WarioWare D.I.Y. also lets players add a few frames of animation to their sprites or lets them pick from a handful of appropriate classic sprites and patterns from games like Metroid, Super Mario Bros. and The Legend of Zelda. The drawing tool also offers a grid overlay, should players want to draw and animate more precise sprites.
After sketching out and arranging that rocket and its animated flames on the playfield, the Nintendo rep steering our demo defined the simple rules for the game in the "Assembly" section of WarioWare D.I.Y.'s game editor—tap the rocket, the rocket takes off, the player wins. That's par for the WarioWare course in terms of micro-game complexity, rules which take far more time to set up than to execute during play. But it wasn't daunting, thanks to helpful descriptions and a clean, concise editor for adding objects and triggers to a game's AI, firing off animations and sound effects.

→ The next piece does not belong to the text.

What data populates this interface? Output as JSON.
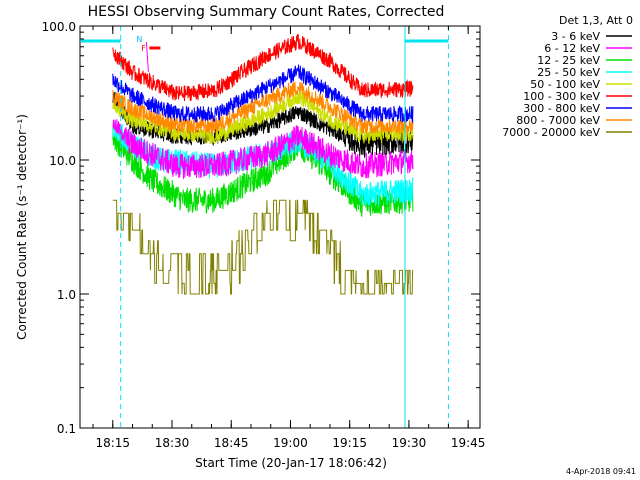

Speaking of sound, WarioWare D.I.Y. also comes with an equally capable sound editor. There is a selection of songs already built in to the game, which players can edit or tweak. Players can also create their own tunes from scratch using one of WarioWare D.I.Y.'s coolest features, which lets song writers hum into the Nintendo DS microphone, leaving the digitizing of notes up to the software.
WarioWare D.I.Y. lets players share, remix and upload their creations to the WiiWare version known as WarioWare D.I.Y. Showcase, which also adds another 70 games designed by Nintendo to the DS version. Nintendo also plans to add new micro-games through the in-game NinSoft store after the two games launch.
Micro-game sharing can be done from DS to DS or from Wii to Wii, provided everyone has the required software and Friend Codes in place.
WarioWare D.I.Y. may be the last game in the series I purchase—at least until Nintendo ships new hardware and a WarioWare game designed around it—due to the near limitless amount of micro-games it will bring the player. That the games are so short and the editor appears to have been so smartly designed—and that WarioWare's distinctive art style(s) is so non-threateningly amateur in appearance—has almost assuredly made me into a future content generator.
Nintendo plans to release WarioWare D.I.Y. in North America on March 28 for the Nintendo DS. Won't you join me in micro-generating then?